Writing in a recent edition of Bible Review magazine, however, Murphy-O’Connor, who is one of the world’s leading authorities on the Via Dolorosa, rejected that traditional claim. More likely, said the Irish-born Dominican priest, Jesus was condemned on the western side of the Old City at a larger palace originally built by Herod the Great.

Murphy-O’Connor said it is”absurd”to assume Pilate would have lived in and ruled from the smaller and less prestigious Antonia Fortress,”which was no more than a military barracks.”Moreover, said Murphy-O’Connor, occupying the previous ruler’s palace was a common Roman practice to symbolize a transfer of power.


Murphy-O’Connor also cited the Gospel of John, which refers to a paved, elevated area where Pilate judged Jesus. Such a site, said Murphy-O’Connor, corresponds to Herod’s former palace on the western, elevated side of biblical Jerusalem. Today, that area is the site of David’s Tower, just inside Jaffa Gate, the main entrance to the Old City from west Jerusalem.

If that’s the case, Murphy-O’Connor said in both his article and a recent interview, Jesus would not then have carried the cross through Jerusalem from east to west, the route of the present Via Dolorosa.

Rather, he said, Jesus’ more likely path would have taken him northeast from Herod’s palace to Calvary, then an abandoned quarry just outside the existing city wall.

The present day Church of the Holy Sepulchre now encases that ancient quarry where Jesus was crucified and buried,”giving historical credence,”according to Murphy-O’Connor, to the Via Dolorosa’s last five stops.”The last five stations of the Via Dolorosa … which are located within the church, have a valid claim to authenticity, even though the (modern) floor of the church is much higher than the floor of the quarry,”he said.

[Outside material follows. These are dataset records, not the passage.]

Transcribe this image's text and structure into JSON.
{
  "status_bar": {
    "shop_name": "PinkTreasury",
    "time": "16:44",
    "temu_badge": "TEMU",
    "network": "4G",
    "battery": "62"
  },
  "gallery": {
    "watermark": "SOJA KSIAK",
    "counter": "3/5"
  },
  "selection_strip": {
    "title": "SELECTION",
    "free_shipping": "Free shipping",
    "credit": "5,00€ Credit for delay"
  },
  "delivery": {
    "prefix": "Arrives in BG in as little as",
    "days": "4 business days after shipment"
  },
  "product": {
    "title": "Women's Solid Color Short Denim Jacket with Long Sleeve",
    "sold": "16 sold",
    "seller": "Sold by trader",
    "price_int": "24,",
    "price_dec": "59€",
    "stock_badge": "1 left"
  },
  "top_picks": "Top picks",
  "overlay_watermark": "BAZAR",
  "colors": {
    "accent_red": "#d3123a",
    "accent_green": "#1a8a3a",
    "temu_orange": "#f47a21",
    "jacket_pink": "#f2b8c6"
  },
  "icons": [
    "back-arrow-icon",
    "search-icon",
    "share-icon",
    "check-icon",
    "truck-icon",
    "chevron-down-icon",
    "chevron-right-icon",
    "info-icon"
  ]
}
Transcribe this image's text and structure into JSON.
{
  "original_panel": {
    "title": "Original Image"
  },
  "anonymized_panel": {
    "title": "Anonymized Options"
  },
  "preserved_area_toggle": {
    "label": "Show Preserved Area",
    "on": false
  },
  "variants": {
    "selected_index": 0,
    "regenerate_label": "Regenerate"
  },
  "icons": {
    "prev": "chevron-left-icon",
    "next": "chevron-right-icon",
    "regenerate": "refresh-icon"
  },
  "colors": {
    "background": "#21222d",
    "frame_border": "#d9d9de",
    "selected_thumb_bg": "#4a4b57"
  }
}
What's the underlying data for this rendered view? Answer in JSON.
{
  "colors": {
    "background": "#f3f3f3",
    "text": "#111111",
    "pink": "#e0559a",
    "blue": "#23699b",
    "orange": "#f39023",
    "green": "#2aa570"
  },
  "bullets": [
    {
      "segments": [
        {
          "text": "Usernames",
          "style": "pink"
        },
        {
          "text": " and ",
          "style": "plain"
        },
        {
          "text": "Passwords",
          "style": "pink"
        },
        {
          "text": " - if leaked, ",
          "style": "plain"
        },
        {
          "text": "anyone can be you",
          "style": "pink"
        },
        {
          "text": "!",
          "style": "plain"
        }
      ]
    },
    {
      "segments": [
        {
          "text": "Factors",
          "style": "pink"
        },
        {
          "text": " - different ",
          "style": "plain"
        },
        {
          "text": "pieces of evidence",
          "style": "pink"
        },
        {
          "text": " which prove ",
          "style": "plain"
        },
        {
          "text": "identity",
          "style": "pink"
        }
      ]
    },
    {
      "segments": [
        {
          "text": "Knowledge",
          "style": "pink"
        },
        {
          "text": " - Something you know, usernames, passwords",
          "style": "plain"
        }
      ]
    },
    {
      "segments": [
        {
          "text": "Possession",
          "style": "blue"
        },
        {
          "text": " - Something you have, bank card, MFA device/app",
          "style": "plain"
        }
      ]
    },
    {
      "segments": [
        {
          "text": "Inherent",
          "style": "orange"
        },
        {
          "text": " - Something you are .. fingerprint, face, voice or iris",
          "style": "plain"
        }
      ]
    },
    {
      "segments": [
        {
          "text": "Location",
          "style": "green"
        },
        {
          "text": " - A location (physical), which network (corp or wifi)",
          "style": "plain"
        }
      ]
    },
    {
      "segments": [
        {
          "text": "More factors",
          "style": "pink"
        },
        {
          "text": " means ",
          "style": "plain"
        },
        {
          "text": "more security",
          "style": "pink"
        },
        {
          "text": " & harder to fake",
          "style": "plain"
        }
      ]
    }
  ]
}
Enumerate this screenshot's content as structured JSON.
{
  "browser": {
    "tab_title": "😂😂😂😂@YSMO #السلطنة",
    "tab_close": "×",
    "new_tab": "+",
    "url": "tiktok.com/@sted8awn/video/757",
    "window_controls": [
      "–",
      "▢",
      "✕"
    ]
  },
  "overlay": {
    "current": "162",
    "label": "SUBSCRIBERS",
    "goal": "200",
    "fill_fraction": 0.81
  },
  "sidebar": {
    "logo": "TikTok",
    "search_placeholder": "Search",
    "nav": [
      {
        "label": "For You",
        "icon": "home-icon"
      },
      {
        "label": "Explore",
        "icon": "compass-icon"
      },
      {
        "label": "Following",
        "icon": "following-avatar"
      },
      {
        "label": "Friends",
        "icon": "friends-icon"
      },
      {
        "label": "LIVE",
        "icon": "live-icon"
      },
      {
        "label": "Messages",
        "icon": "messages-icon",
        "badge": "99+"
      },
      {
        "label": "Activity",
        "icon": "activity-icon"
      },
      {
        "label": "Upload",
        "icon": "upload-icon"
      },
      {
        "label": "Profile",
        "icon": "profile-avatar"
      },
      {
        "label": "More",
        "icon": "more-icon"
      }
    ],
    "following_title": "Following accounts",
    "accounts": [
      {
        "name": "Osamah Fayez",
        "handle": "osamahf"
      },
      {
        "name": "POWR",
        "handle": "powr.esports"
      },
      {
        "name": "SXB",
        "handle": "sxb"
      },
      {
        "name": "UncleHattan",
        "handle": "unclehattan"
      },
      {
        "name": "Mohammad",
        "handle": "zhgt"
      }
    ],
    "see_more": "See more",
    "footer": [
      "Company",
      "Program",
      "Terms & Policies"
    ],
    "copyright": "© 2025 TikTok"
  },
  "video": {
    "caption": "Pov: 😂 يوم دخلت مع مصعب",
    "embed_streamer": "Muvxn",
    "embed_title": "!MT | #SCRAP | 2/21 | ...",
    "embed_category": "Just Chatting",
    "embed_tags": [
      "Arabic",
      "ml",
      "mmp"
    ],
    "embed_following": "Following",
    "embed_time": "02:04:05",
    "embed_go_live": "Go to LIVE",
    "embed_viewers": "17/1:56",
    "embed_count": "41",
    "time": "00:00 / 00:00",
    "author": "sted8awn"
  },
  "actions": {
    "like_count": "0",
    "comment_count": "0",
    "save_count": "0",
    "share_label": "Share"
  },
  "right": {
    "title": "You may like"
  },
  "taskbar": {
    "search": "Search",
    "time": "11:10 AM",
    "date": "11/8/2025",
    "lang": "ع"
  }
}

The five stations inside the church, all mentioned in the Gospel of Mark, are the points at which Jesus is stripped of his garments, is nailed to the cross, dies, is taken down from the cross and is buried.

At the same time, Murphy-O’Connor said, the first nine stops _ only four of which are mentioned in the New Testament _”cannot possibly be correct”if only because they are situated on the wrong side of Jerusalem.


Why then did the so-called western Via Dolorosa favored by Murphy-O’Connor and other scholars lose out in the popular Christian mind to the eastern route now venerated by tradition?

Murphy-O’Connor said the answer to that is”one of the minor mysteries of Jerusalem.” However, he believes that once again the expectations of European Christians may just have been too strong to overcome.”The austerity of the western Via Dolorosa could not compete with the variety of gospel and legendary associations attached to the eastern Via Dolorosa,”Murphy-O’Connor said.

In his interview, Murphy-O’Connor noted contemporary pilgrims cannot help but notice the path of the Via Dolorosa today crosses streets and passes buildings that post-date the biblical period. Still, he said, they generally do not dwell upon the implications that might have on the historical accuracy of the Via Dolorosa.”They’re just doing what they do in their churches at home, but in an original setting; being devotional to the Stations of the Cross,”said Murphy-O’Connor.

For Don Rappe of Catholic-sponsored Mount Mary College, that’s just fine.”To even ask these historical questions is to assume a post-enlightenment, modern perspective,”he said.”That’s just not the thinking of a faith community or the faithful.”